Klimaschutz spart Bares

Der Landkreis arbeitet im Projekt mit der Landwirtschaftskammer und dem Kreislandvolk zusammen. Seit dem Start im Jahr 2016 hat es sechs Informationsveranstaltungen mit 150 Teilnehmern gegeben, und 19 Betriebe wurden für eine Beratung vor Ort gewonnen. Wenn sich die Betriebe konsequent an die Ratschläge halten, können knapp 1500 Tonnen CO2 pro Jahr eingespart werden. Durch den aktiven Klimaschutz kann außerdem bare Münze gespart werden. Die Hebel können laut Ansgar Lasar, dem Klimaschutzberater der Landwirtschaftskammer, insbesondere in den Betriebszweigen Tierhaltung, Pflanzenbau und Biogasgewinnung umgelegt werden.

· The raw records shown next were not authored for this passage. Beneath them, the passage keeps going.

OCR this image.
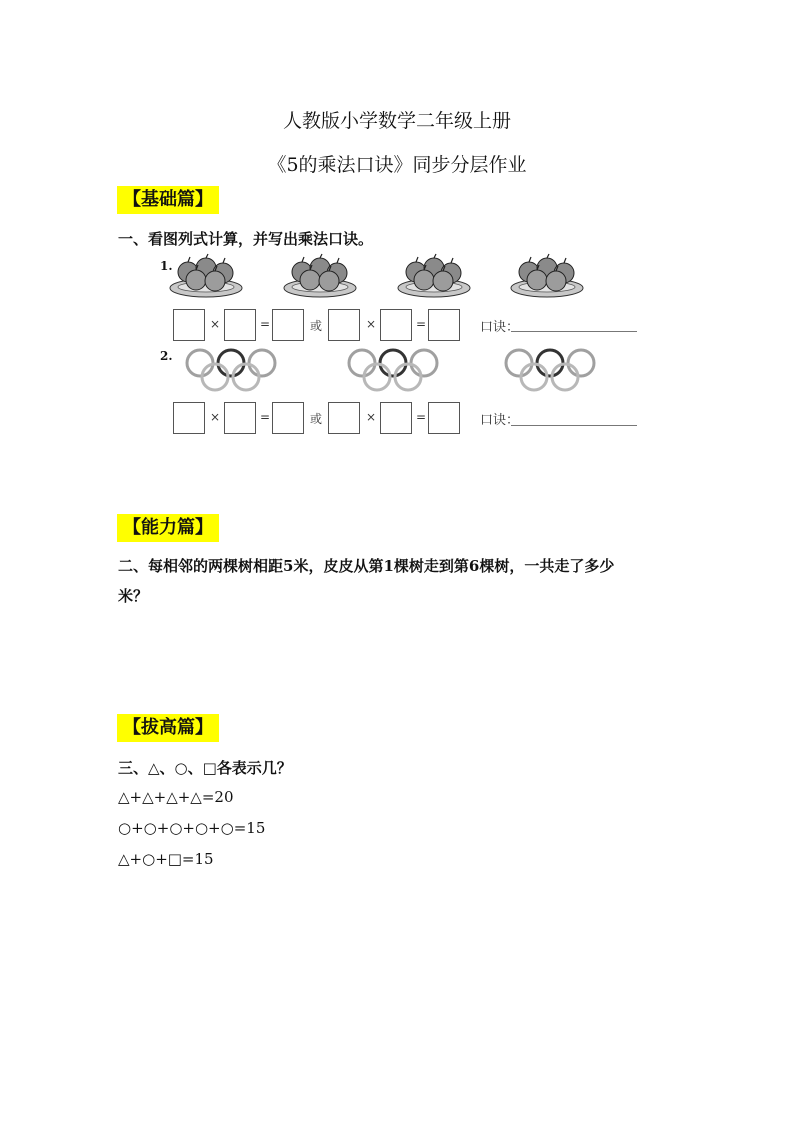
人教版小学数学二年级上册
《5的乘法口诀》同步分层作业
【基础篇】
一、看图列式计算，并写出乘法口诀。
1.
×	=	或	×	=	口诀：
2.
×	=	或	×	=	口诀：
【能力篇】
二、每相邻的两棵树相距5米，皮皮从第1棵树走到第6棵树，一共走了多少
米？
【拔高篇】
三、△、○、□各表示几？
△+△+△+△=20
○+○+○+○+○=15
△+○+□=15
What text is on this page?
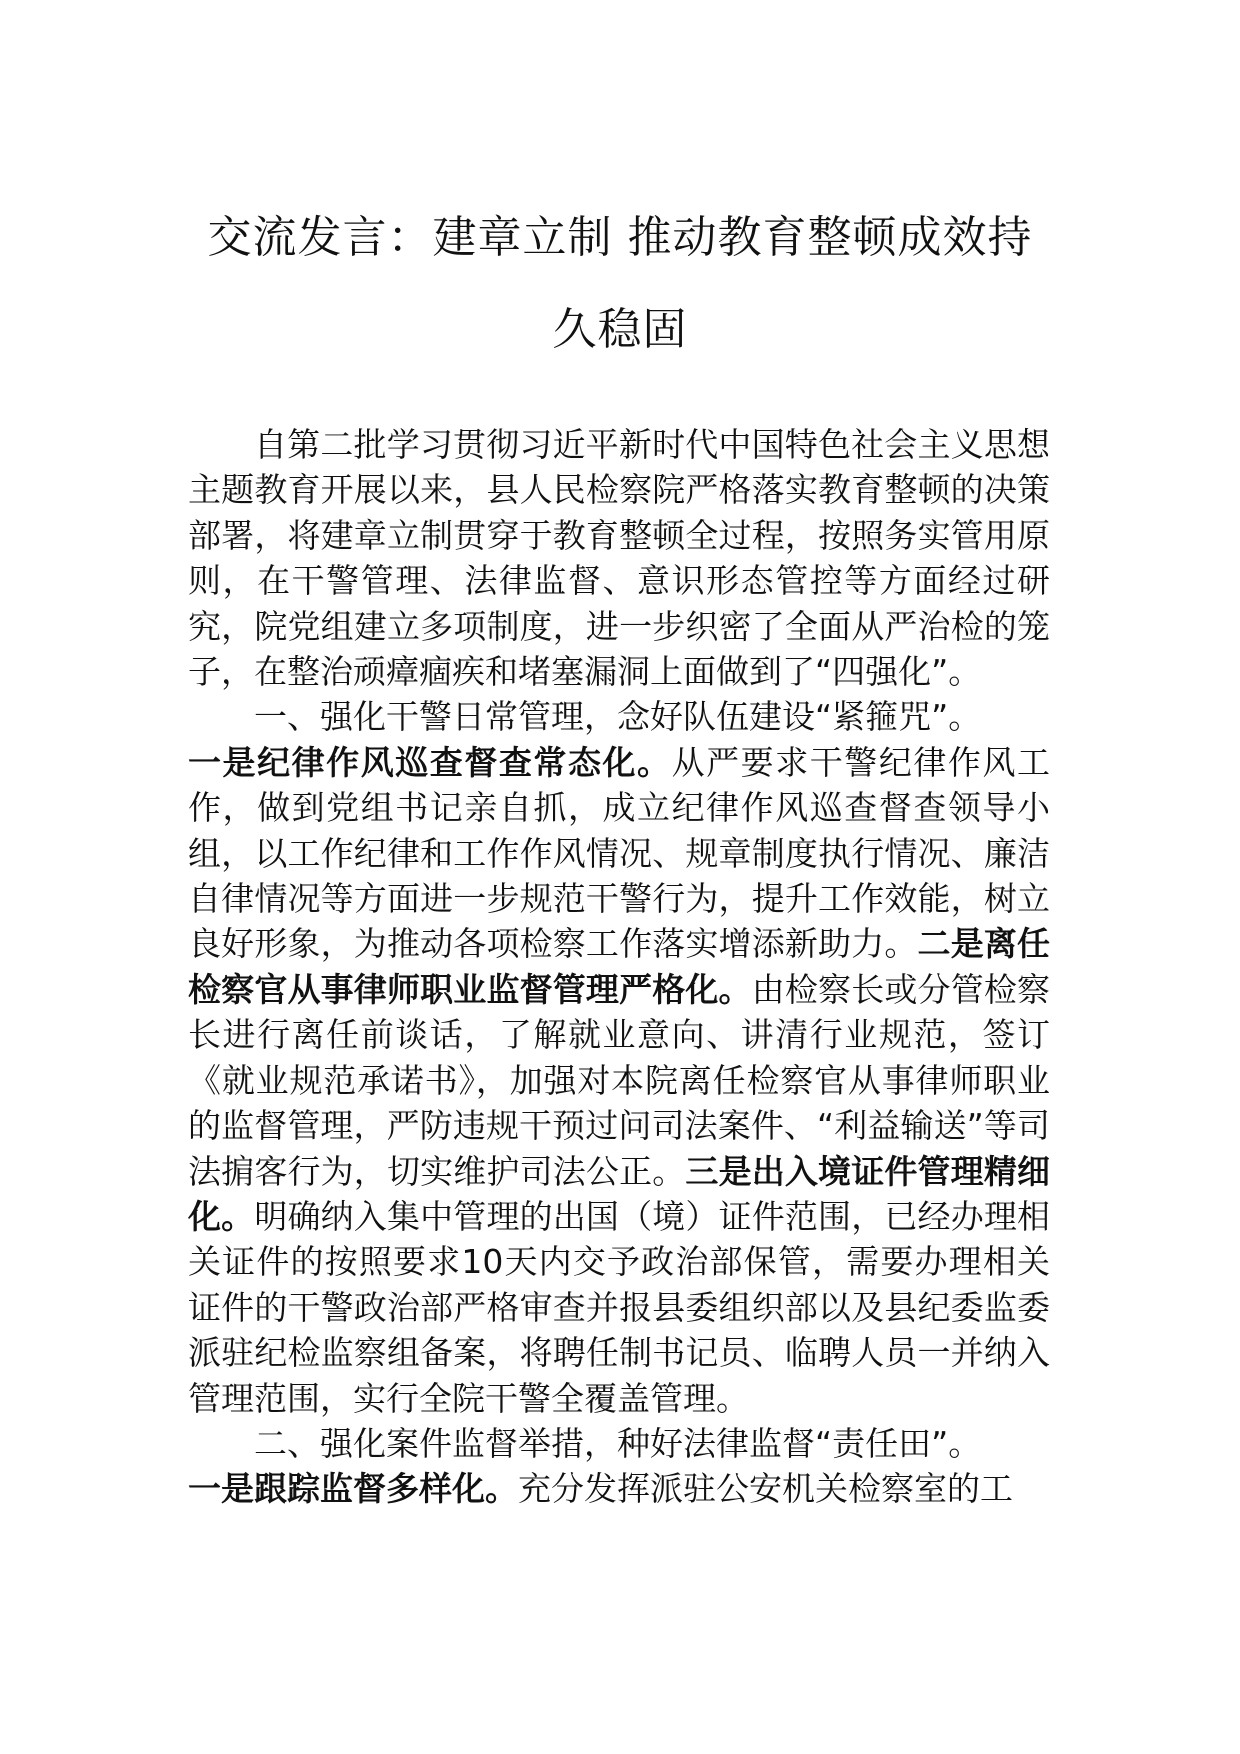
交流发言：建章立制 推动教育整顿成效持
久稳固

自第二批学习贯彻习近平新时代中国特色社会主义思想主题教育开展以来，县人民检察院严格落实教育整顿的决策部署，将建章立制贯穿于教育整顿全过程，按照务实管用原则，在干警管理、法律监督、意识形态管控等方面经过研究，院党组建立多项制度，进一步织密了全面从严治检的笼子，在整治顽瘴痼疾和堵塞漏洞上面做到了“四强化”。

一、强化干警日常管理，念好队伍建设“紧箍咒”。

一是纪律作风巡查督查常态化。从严要求干警纪律作风工作，做到党组书记亲自抓，成立纪律作风巡查督查领导小组，以工作纪律和工作作风情况、规章制度执行情况、廉洁自律情况等方面进一步规范干警行为，提升工作效能，树立良好形象，为推动各项检察工作落实增添新助力。二是离任检察官从事律师职业监督管理严格化。由检察长或分管检察长进行离任前谈话，了解就业意向、讲清行业规范，签订《就业规范承诺书》，加强对本院离任检察官从事律师职业的监督管理，严防违规干预过问司法案件、“利益输送”等司法掮客行为，切实维护司法公正。三是出入境证件管理精细化。明确纳入集中管理的出国（境）证件范围，已经办理相关证件的按照要求10天内交予政治部保管，需要办理相关证件的干警政治部严格审查并报县委组织部以及县纪委监委派驻纪检监察组备案，将聘任制书记员、临聘人员一并纳入管理范围，实行全院干警全覆盖管理。

二、强化案件监督举措，种好法律监督“责任田”。

一是跟踪监督多样化。充分发挥派驻公安机关检察室的工
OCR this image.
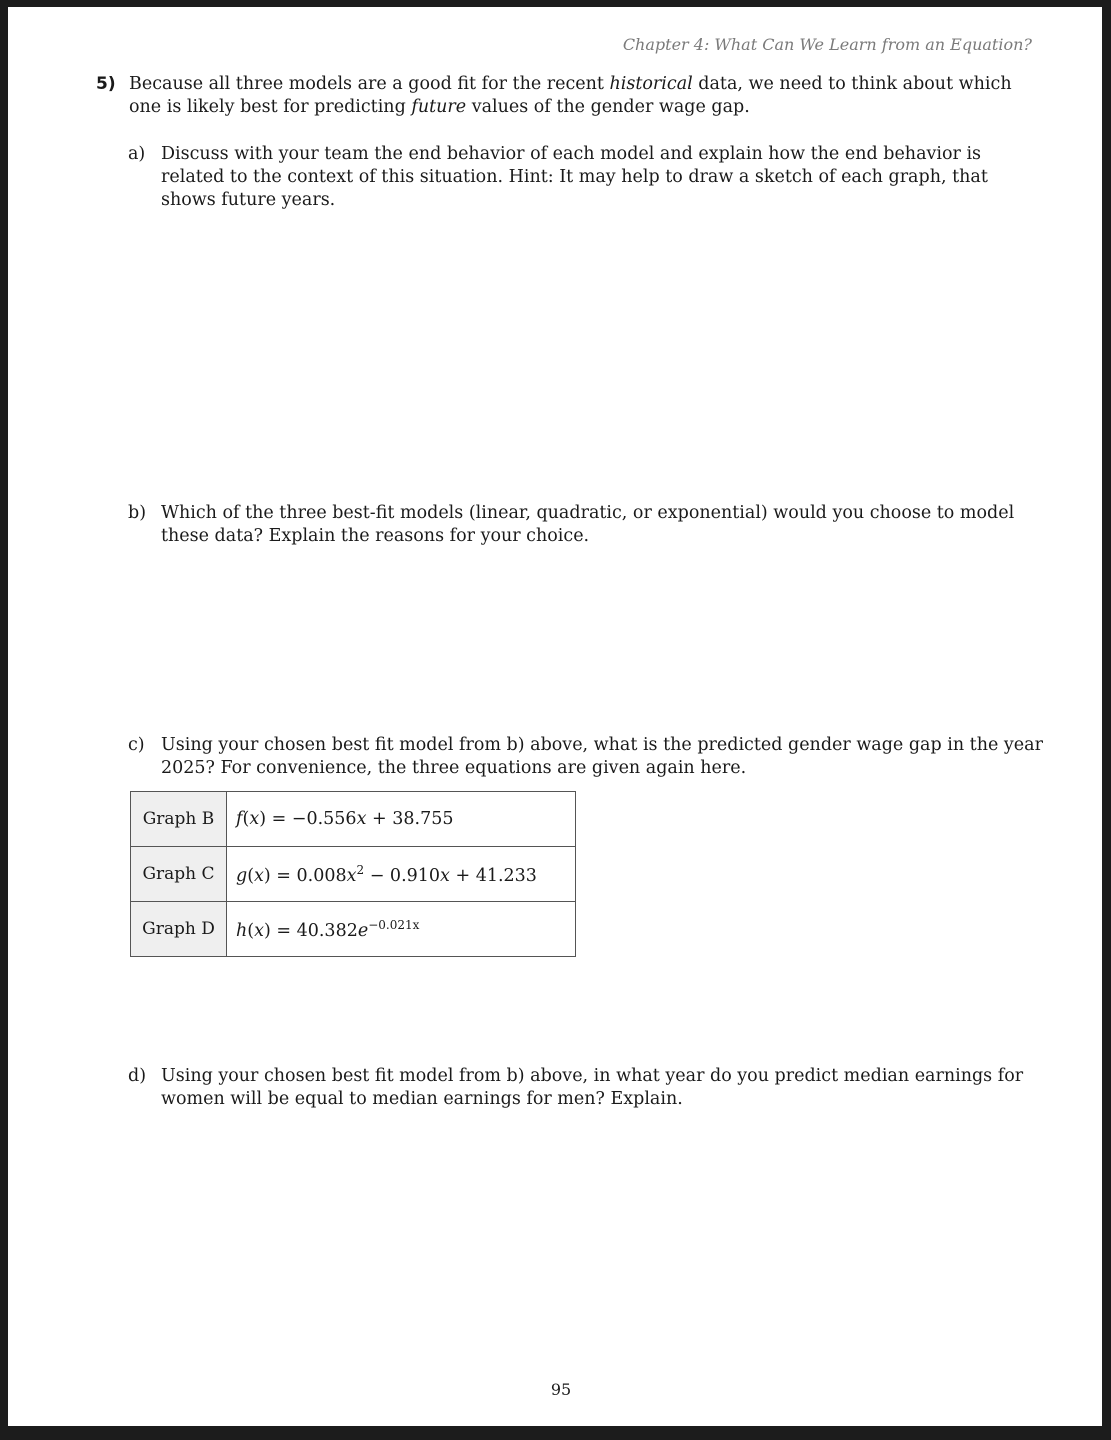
Chapter 4: What Can We Learn from an Equation?
5) Because all three models are a good fit for the recent historical data, we need to think about which one is likely best for predicting future values of the gender wage gap.
a) Discuss with your team the end behavior of each model and explain how the end behavior is related to the context of this situation. Hint: It may help to draw a sketch of each graph, that shows future years.
b) Which of the three best-fit models (linear, quadratic, or exponential) would you choose to model these data? Explain the reasons for your choice.
c) Using your chosen best fit model from b) above, what is the predicted gender wage gap in the year 2025? For convenience, the three equations are given again here.
Graph B	f(x) = −0.556x + 38.755
Graph C	$g(x) = 0.008x^2 - 0.910x + 41.233$
Graph D	$h(x) = 40.382e^{-0.021x}$
d) Using your chosen best fit model from b) above, in what year do you predict median earnings for women will be equal to median earnings for men? Explain.
95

Durch die schnelle Einarbeitung von Gülle in den Boden zum Beispiel, durch Fütterung mit zertifiziertem Soja oder durch die Anschaffung effizienterer Geräte können die Emissionen in erheblichem Maße reduziert werden.

Gemeinschaftsprojekt

Die Kosten für die Veranstaltungen und Vor-Ort-Termine in Höhe von rund 8700 Euro pro Jahr übernimmt der Landkreis. Die für die Vorträge und Beratungen zuständige Landwirtschaftskammer agiert im Auftrag des Landkreises. Das Kreislandvolk, regional ansässige Organisationen und die Molkerei unterstützen das Projekt vor allem mit Kontakten und Wissen.